Beuys is een shamanistische figuur, geloof is belangrijk en spreken is in zijn visie een vorm van plastiek. Zijn werk is zoiets als antropologische kunst, oftewel gedragswetenschappelijke kunst. Beuys hanteerde eveneens een verruimd soort materiaal begrip met ongebruikelijke materialen zoals vet en vilt, koper, honing. Geleiding, het warmte principe speelde een belangrijke rol. Diens vorm van sociale plastiek betrof de menselijke condities, het onderling verband, het milieu.

asocialeplastiek
Die sociale plastiek van Beuys is klaarblijkelijk aan het milieu gekoppeld. Milieu kan het natuurlijke (ecologische) milieu zijn, maar ook naar de sociale omgeving verwijzen. Milieu is dan zoiets als onze fysieke omgeving (levende en niet levende natuur) waarin het menselijk leven en het menselijk bestaan mogelijk is en plaatsvind, (wikipedia). Bij Beuys is in beide betekenissen van belang, ecologische en sociale omgeving. A-sociale plastiek is een soort van misdaad dus.

Veel hedendaagse, actuele kunst wordt immers niet in de betekenis van sociale plastiek vervaardigd. Veel lijkt vooral te worden vervaardigd omdat het kan, niet omdat het moet. Met name ‘kunst’ in de openbare ruimte irriteert, het zijn veelal obstakels. Zie in ‘Nicknames’ de lijst van benoemingen van kunstwerken in de stad Rotjeknor. De dingen zijn onontkoombaar in de verkeerde zin. Zoals ik betoog in ‘Het tabernakel’ lijkt het mij noodzakelijk een klein en compact oeuvre na te streven. Niets overbodigs.
Vanuit een dwingende en ondanks of juist vóór het milieu noodzakelijkheid. De 1%-regeling is een regeling, waarbij 1% van de bouwsom van openbare werken door de overheid uitgegeven dient te worden aan ‘kunst’. De overbodigheid is duidelijk. Die kunstuitingen zijn markering-plekken in de overvolle openbare ruimte. A-sociale plastiek.

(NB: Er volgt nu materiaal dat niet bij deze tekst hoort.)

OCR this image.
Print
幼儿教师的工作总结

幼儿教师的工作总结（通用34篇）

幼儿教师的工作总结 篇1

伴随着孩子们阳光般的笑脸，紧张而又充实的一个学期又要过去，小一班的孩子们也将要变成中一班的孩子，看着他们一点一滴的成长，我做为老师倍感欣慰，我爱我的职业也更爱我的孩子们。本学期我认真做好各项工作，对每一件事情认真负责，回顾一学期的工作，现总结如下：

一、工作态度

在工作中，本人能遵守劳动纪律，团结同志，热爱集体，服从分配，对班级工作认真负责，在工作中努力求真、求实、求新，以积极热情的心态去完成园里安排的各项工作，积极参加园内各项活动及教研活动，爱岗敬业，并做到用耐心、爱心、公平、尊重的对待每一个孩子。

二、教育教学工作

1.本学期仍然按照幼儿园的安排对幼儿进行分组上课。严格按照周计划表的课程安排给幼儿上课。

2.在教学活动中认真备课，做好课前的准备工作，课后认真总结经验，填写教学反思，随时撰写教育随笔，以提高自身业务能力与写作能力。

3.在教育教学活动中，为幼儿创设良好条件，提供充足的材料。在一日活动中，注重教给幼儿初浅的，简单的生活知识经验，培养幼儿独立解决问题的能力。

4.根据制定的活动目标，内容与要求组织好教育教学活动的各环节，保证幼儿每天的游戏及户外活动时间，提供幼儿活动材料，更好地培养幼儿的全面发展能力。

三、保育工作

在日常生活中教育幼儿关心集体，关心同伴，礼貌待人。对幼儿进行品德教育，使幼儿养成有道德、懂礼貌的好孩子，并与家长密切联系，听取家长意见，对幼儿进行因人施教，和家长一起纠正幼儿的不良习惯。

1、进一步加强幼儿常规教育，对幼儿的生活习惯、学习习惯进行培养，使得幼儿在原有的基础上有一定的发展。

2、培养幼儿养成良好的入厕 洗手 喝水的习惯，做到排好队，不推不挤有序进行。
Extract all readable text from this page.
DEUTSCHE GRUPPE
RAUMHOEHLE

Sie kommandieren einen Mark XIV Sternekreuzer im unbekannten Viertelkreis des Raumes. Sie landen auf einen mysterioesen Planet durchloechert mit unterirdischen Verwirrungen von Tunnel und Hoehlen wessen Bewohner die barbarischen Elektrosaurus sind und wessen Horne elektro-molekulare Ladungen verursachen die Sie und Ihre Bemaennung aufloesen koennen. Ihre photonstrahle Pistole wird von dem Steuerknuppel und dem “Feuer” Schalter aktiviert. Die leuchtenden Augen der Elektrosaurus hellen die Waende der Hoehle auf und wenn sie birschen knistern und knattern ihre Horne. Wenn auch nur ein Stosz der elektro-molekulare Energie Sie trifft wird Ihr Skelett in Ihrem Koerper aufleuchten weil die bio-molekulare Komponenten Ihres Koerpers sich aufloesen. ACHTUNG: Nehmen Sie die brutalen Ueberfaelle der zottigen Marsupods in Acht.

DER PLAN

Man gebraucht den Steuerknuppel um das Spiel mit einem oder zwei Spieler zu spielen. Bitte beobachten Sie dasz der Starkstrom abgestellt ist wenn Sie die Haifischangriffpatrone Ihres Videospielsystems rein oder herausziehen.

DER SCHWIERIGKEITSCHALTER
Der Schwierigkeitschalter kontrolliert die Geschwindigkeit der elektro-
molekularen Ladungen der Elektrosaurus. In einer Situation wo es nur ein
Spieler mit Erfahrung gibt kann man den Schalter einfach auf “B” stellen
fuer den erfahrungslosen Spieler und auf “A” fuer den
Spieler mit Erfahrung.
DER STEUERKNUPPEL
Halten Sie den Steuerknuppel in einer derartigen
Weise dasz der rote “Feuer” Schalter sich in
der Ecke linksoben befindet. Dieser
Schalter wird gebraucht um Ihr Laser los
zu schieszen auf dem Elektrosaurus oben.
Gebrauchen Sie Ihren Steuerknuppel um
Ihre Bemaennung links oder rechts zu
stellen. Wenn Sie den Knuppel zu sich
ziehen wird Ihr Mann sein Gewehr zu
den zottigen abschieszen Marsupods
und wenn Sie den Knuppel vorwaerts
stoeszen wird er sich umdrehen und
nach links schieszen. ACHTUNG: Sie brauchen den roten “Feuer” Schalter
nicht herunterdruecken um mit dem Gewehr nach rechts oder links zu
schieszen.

Vernietiging, opheffing. Opruimen. Schoonmaken. Een plein aanvegen. ‘Ausfegen’, for the art piece he called Ausfegen, Beuys swept Berlin’s Marx-Engels-Platz, then encased the broom and all the detritus he’d collected in a vitrine. Het vuil en de kunst.
‘Sweeping Up (1972/85).’ The contents of this case originate in an action performed by Beuys in 1972. Following the left-wing May Day parade in Berlin, Beuys and two students used a bright red broom to sweep up all the rubbish in Karl-Marx-Platz. This gesture of making a clean start reflected Beuys’s dissatisfaction with the dogmas of Marxism, as much as with Western capitalism.
Sociale plastiek dus, een handeling, het schoonvegen is ecologisch effectief én het betreft de sociale omgeving. Iets wordt weggehaald, schoongemaakt. Opgeruimd. Het is een voetwassing. Louterend soms.
Een voorbeeld. Een stad waarin alle uitingen van reklame uit de openbare ruimte worden weggehaald. Censuur is in dit geval een sociale plastiek, waarbij het milieu wordt geschoond van overbodigheid. Een vorm van vervuiling. De straten zouden helder zijn, de rust weergekeerd. Veel kunstuitingen zouden eveneens moeten worden verwijderd. Een keuze ingegeven door het verschil tussen een gedenkteken en dingen ontsproten uit de 1%-regeling. Er zijn uitzonderingen.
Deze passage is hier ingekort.